It had to happen as part of the deconstruction of crime and policing. The San Diego Police Department no longer will use threw term “looting,” which is racist, but instead, “organised robbery.” But is this term correct, when much of the eh, robbery, does not seem to be very organised, by some central command? And why is the expression “organised robbery,” not also considered racist, considering who is doing it? The Left want the cool people to be able to take whatever they want from stores. Fine, stores will close up in Democrat states, and people will face mass starvation.

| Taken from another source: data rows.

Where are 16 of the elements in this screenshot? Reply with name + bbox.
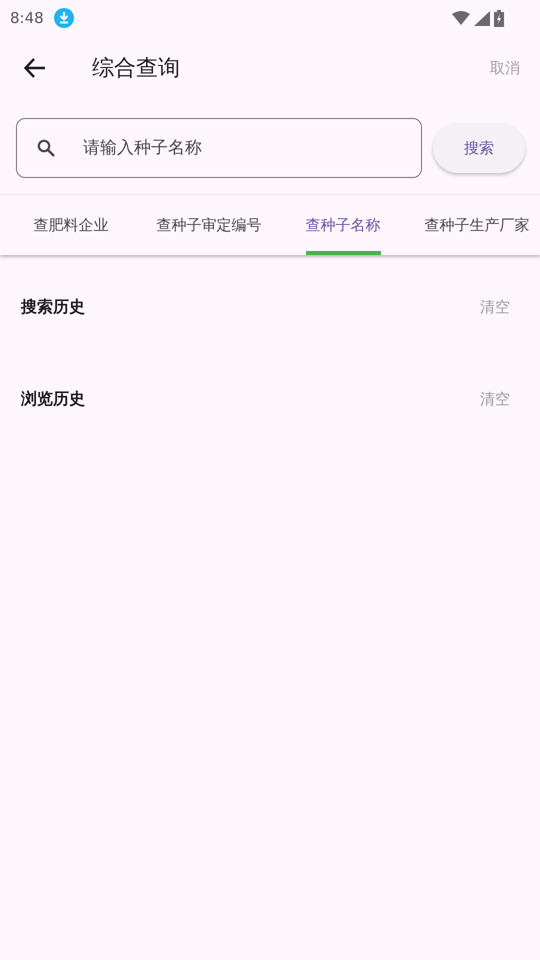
- tab[interactable]: 查种子生产厂家: [410, 195, 540, 255]
- search-button[interactable]: 搜索: [433, 123, 525, 173]
- status-time: 8:48: [10, 9, 44, 27]
- battery-icon: [494, 10, 504, 26]
- download-icon: [54, 8, 74, 28]
- tab[interactable]: 查肥料企业: [0, 195, 142, 255]
- tab[interactable]: 查种子审定编号: [142, 195, 276, 255]
- page-title: 综合查询: [92, 55, 180, 83]
- search-icon: [37, 139, 55, 157]
- back-arrow-icon[interactable]: [24, 58, 46, 78]
- signal-icon: [474, 10, 490, 26]
- tab[interactable]: 查种子名称: [276, 195, 410, 255]
- section-heading: 搜索历史: [21, 296, 85, 318]
- search-field[interactable]: 请输入种子名称: [16, 118, 422, 178]
- section-heading: 浏览历史: [21, 388, 85, 410]
- wifi-icon: [452, 11, 470, 25]
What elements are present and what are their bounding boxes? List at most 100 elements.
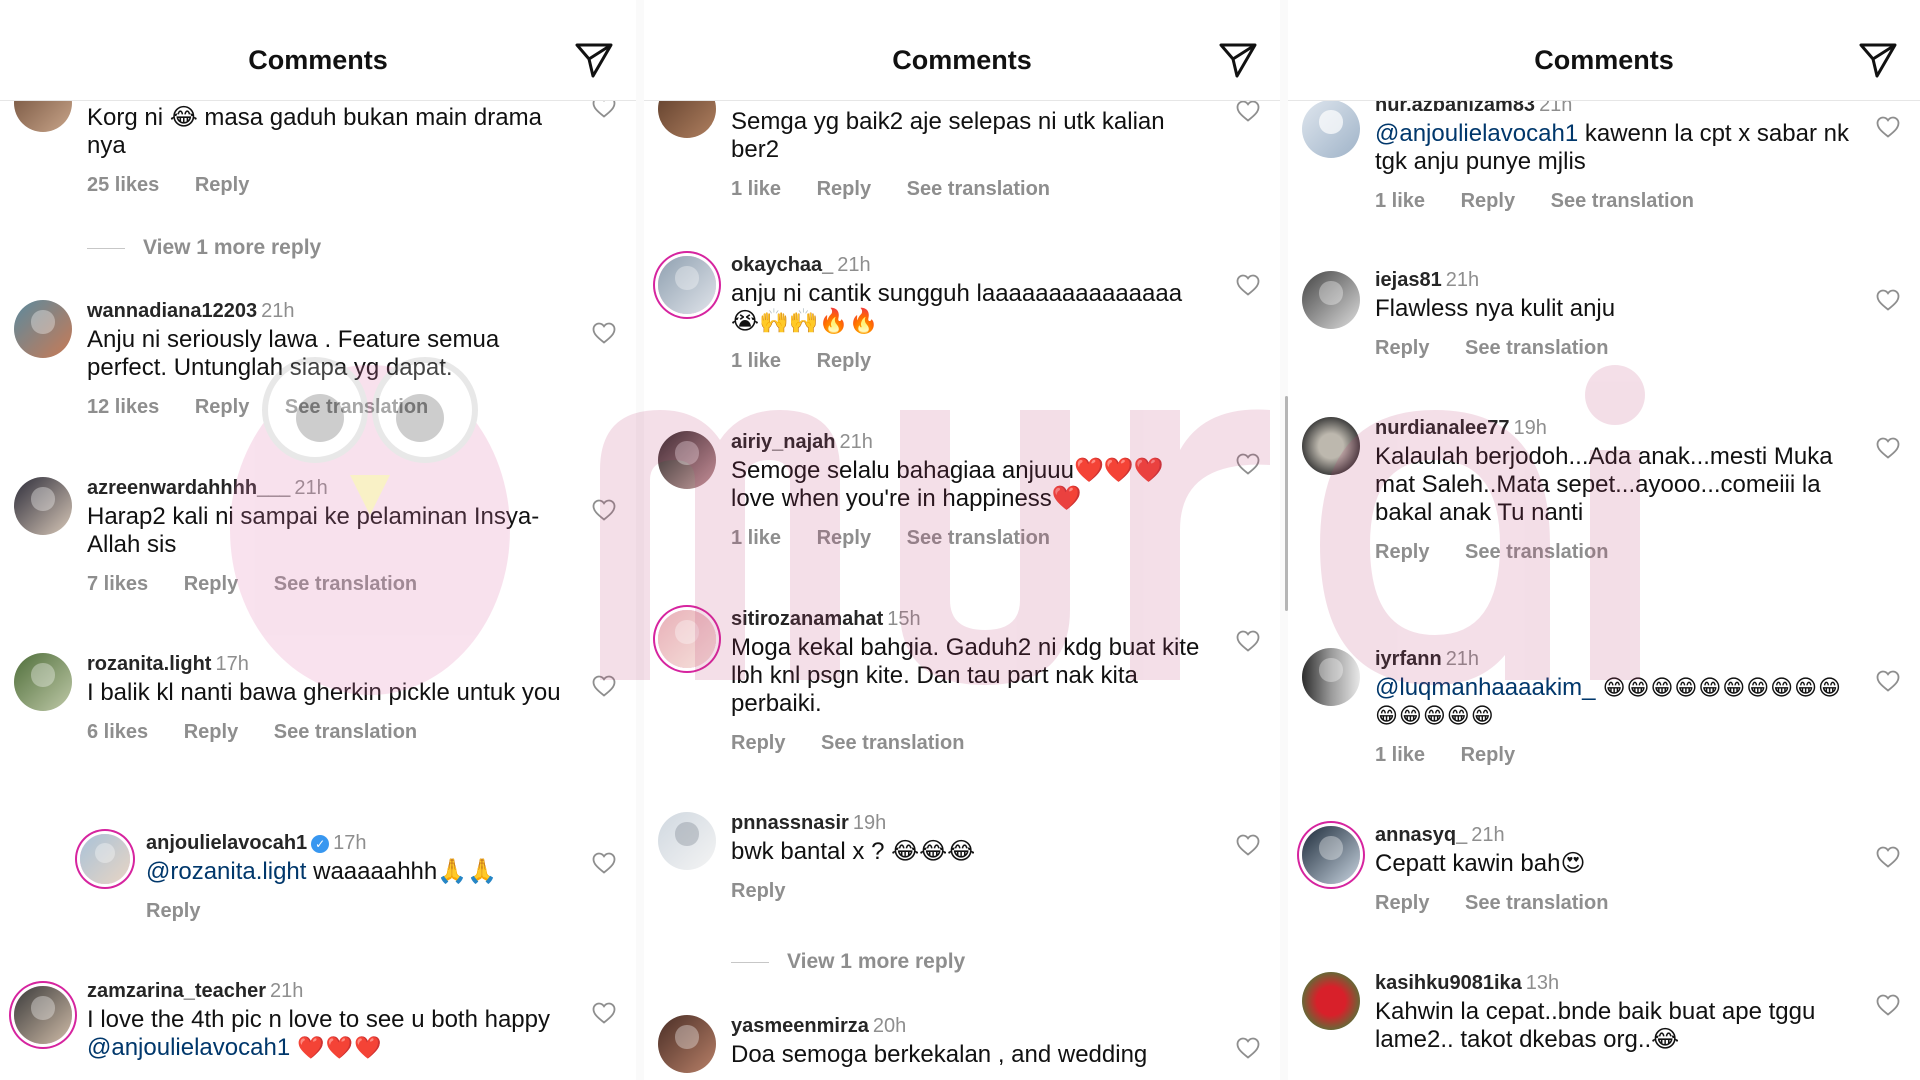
avatar[interactable] — [80, 834, 130, 884]
reply-button[interactable]: Reply — [195, 174, 249, 196]
username[interactable]: sitirozanamahat — [731, 608, 883, 630]
heart-icon[interactable] — [1236, 630, 1260, 652]
comments-title: Comments — [1534, 45, 1674, 75]
username[interactable]: annasyq_ — [1375, 824, 1467, 846]
timestamp: 21h — [1445, 269, 1480, 291]
see-translation-link[interactable]: See translation — [1465, 892, 1608, 914]
timestamp: 19h — [1513, 417, 1547, 439]
reply-button[interactable]: Reply — [817, 527, 871, 549]
divider — [87, 247, 125, 249]
heart-icon[interactable] — [1236, 100, 1260, 122]
heart-icon[interactable] — [1876, 670, 1900, 692]
heart-icon[interactable] — [1876, 994, 1900, 1016]
reply-button[interactable]: Reply — [731, 732, 785, 754]
heart-icon[interactable] — [1236, 274, 1260, 296]
username[interactable]: zamzarina_teacher — [87, 980, 266, 1002]
heart-icon[interactable] — [592, 322, 616, 344]
mention-link[interactable]: @luqmanhaaaakim_ — [1375, 674, 1596, 701]
see-translation-link[interactable]: See translation — [907, 527, 1050, 549]
reply-button[interactable]: Reply — [1375, 337, 1429, 359]
reply-button[interactable]: Reply — [817, 350, 871, 372]
avatar[interactable] — [1302, 271, 1360, 329]
avatar[interactable] — [1302, 417, 1360, 475]
see-translation-link[interactable]: See translation — [1551, 190, 1694, 212]
avatar[interactable] — [14, 477, 72, 535]
comment-text: waaaaahhh🙏🙏 — [306, 858, 497, 885]
view-more-label: View 1 more reply — [787, 950, 966, 973]
reply-button[interactable]: Reply — [184, 721, 238, 743]
username[interactable]: kasihku9081ika — [1375, 972, 1522, 994]
username[interactable]: nurdianalee77 — [1375, 417, 1510, 439]
see-translation-link[interactable]: See translation — [1465, 541, 1608, 563]
reply-button[interactable]: Reply — [146, 900, 200, 922]
avatar[interactable] — [14, 986, 72, 1044]
reply-button[interactable]: Reply — [184, 573, 238, 595]
reply-button[interactable]: Reply — [1375, 541, 1429, 563]
reply-button[interactable]: Reply — [1461, 744, 1515, 766]
username[interactable]: iyrfann — [1375, 648, 1442, 670]
comments-header: Comments — [644, 0, 1280, 101]
timestamp: 20h — [872, 1015, 907, 1037]
username[interactable]: okaychaa_ — [731, 254, 833, 276]
heart-icon[interactable] — [1876, 437, 1900, 459]
username[interactable]: yasmeenmirza — [731, 1015, 869, 1037]
avatar[interactable] — [14, 653, 72, 711]
likes-count: 1 like — [1375, 190, 1426, 212]
mention-link[interactable]: @anjoulielavocah1 — [87, 1034, 290, 1061]
heart-icon[interactable] — [1236, 834, 1260, 856]
heart-icon[interactable] — [1876, 116, 1900, 138]
comment-text: anju ni cantik sungguh laaaaaaaaaaaaaaa … — [731, 280, 1183, 335]
username[interactable]: wannadiana12203 — [87, 300, 257, 322]
timestamp: 21h — [837, 254, 871, 276]
avatar[interactable] — [1302, 972, 1360, 1030]
heart-icon[interactable] — [592, 499, 616, 521]
heart-icon[interactable] — [1876, 289, 1900, 311]
avatar[interactable] — [658, 812, 716, 870]
avatar[interactable] — [1302, 826, 1360, 884]
username[interactable]: azreenwardahhhh___ — [87, 477, 290, 499]
heart-icon[interactable] — [592, 852, 616, 874]
username[interactable]: iejas81 — [1375, 269, 1442, 291]
see-translation-link[interactable]: See translation — [274, 573, 417, 595]
avatar[interactable] — [14, 300, 72, 358]
mention-link[interactable]: @anjoulielavocah1 — [1375, 120, 1578, 147]
reply-button[interactable]: Reply — [731, 880, 785, 902]
username[interactable]: rozanita.light — [87, 653, 211, 675]
reply-button[interactable]: Reply — [195, 396, 249, 418]
heart-icon[interactable] — [1876, 846, 1900, 868]
send-icon[interactable] — [1858, 40, 1898, 80]
comment-text: Cepatt kawin bah😍 — [1375, 850, 1586, 877]
avatar[interactable] — [1302, 100, 1360, 158]
send-icon[interactable] — [574, 40, 614, 80]
comment-text: I balik kl nanti bawa gherkin pickle unt… — [87, 679, 561, 706]
username[interactable]: anjoulielavocah1 — [146, 832, 307, 854]
heart-icon[interactable] — [1236, 1037, 1260, 1059]
avatar[interactable] — [1302, 648, 1360, 706]
comment-text: Kahwin la cepat..bnde baik buat ape tggu… — [1375, 998, 1816, 1053]
view-more-replies[interactable]: View 1 more reply — [731, 950, 965, 974]
comment-text: Semoge selalu bahagiaa anjuuu❤️❤️❤️ love… — [731, 457, 1164, 512]
reply-button[interactable]: Reply — [1375, 892, 1429, 914]
see-translation-link[interactable]: See translation — [274, 721, 417, 743]
avatar[interactable] — [658, 1015, 716, 1073]
see-translation-link[interactable]: See translation — [285, 396, 428, 418]
reply-button[interactable]: Reply — [817, 178, 871, 200]
heart-icon[interactable] — [592, 1002, 616, 1024]
reply-button[interactable]: Reply — [1461, 190, 1515, 212]
see-translation-link[interactable]: See translation — [1465, 337, 1608, 359]
avatar[interactable] — [658, 256, 716, 314]
see-translation-link[interactable]: See translation — [821, 732, 964, 754]
username[interactable]: pnnassnasir — [731, 812, 849, 834]
username[interactable]: airiy_najah — [731, 431, 836, 453]
mention-link[interactable]: @rozanita.light — [146, 858, 306, 885]
avatar[interactable] — [658, 431, 716, 489]
avatar[interactable] — [658, 610, 716, 668]
see-translation-link[interactable]: See translation — [907, 178, 1050, 200]
likes-count: 7 likes — [87, 573, 149, 595]
send-icon[interactable] — [1218, 40, 1258, 80]
timestamp: 15h — [887, 608, 921, 630]
view-more-replies[interactable]: View 1 more reply — [87, 236, 321, 260]
timestamp: 21h — [269, 980, 304, 1002]
heart-icon[interactable] — [1236, 453, 1260, 475]
heart-icon[interactable] — [592, 675, 616, 697]
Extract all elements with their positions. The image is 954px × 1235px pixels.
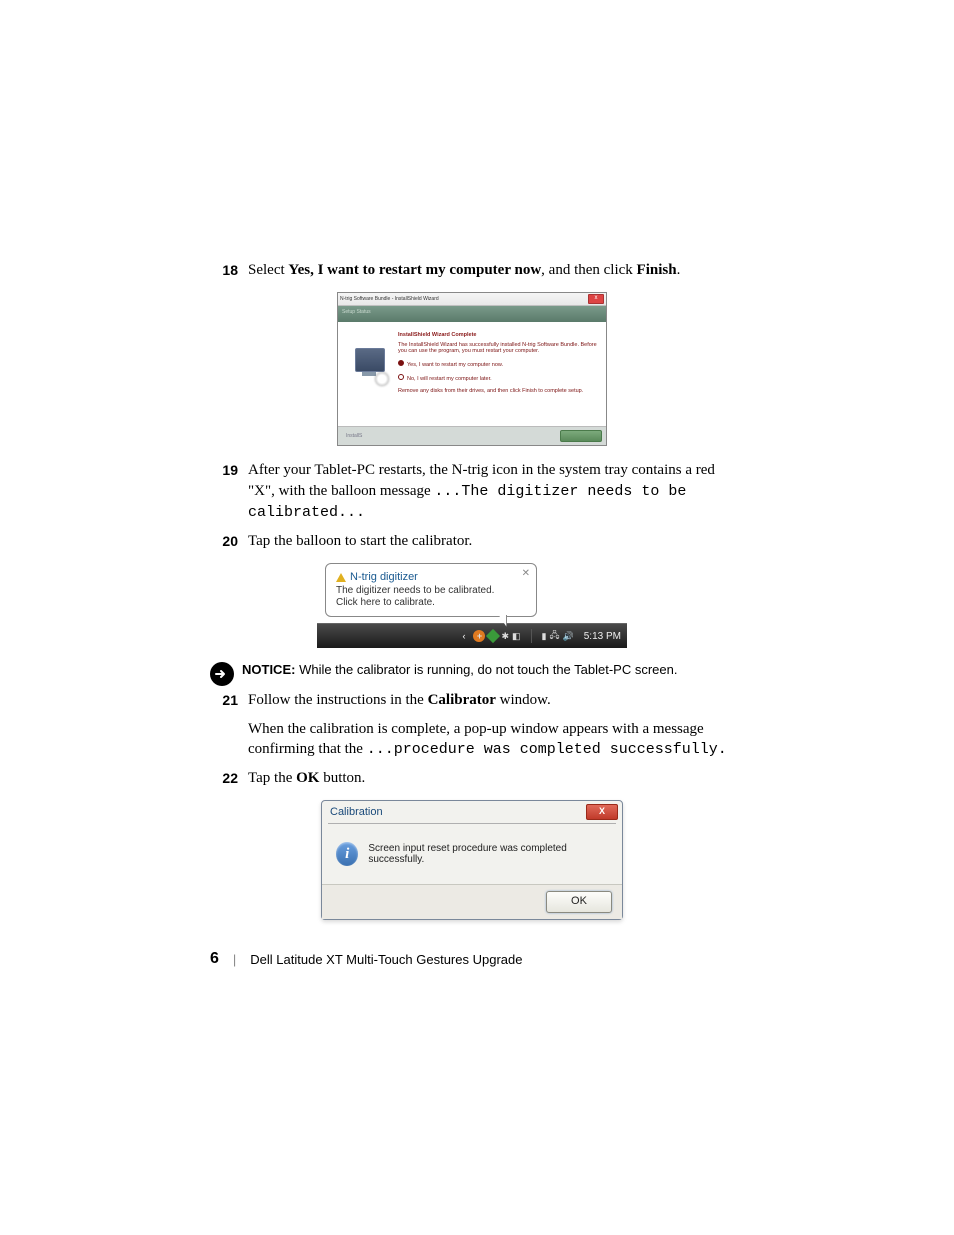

But I guess they are hoping that Republican states can be invaded.
“What happened in California this weekend when over $1 million in luxury goods were stolen was not "looting," authorities said.
Calling it "looting" might be racist, they said.
Instead, what happened was "organized robbery," according to a spokesperson for the San Diego Police Department.
San Diego officials are not alone in this sentiment.
"As the Bay Area grapples with a wave of seemingly organized smash and grab robberies this weekend, policing and journalism analysts are cautioning against the use of the term looting," a report said.
In San Francisco , Louis Vuitton and Burberry stores were burglarized and lost a significant amount of their product, the report said.
Similar incidents occurred in San Jose, Santana Row, Hayward, and Walnut Creek, with waves of people storming into stores, causing extreme losses.
However, these events are not considered looting, according to the California Penal Code, which defines looting as "theft or burglary ... during a 'state of emergency,' 'local emergency,' or 'evacuation order' resulting from an earthquake, fire, flood, riot or other natural or manmade disaster."
Calling the events in California looting carries a racist sentiment, said Lorenzo Boyd, a professor of criminal justice and community policing at the University of New Haven and a former police officer.
"Looting is a term that we typically use when people of color or urban dwellers are doing something," he said. "We tend not to use that term for other people when they do the exact same thing."
The public should also be wary of drawing a political connection between this weekend's "smash-and-grabs" and the Kyle Rittenhouse verdict, Boyd said.
"These types of massive, organized smash-and-grabs were happening before the Rittenhouse situation because it happens cyclically," he said. "It's a false equivalency. It's people trying to politicize crime."
Martin Reynolds, co-executive director of the Robert C. Maynard Institute of Journalism Education, echoed Boyd's notion that proper media literacy is essential to address the complicated issues facing society.
"People draw their own conclusions if the terminologies that you use are tethered to people's understanding of how they have been used in the past," he said.”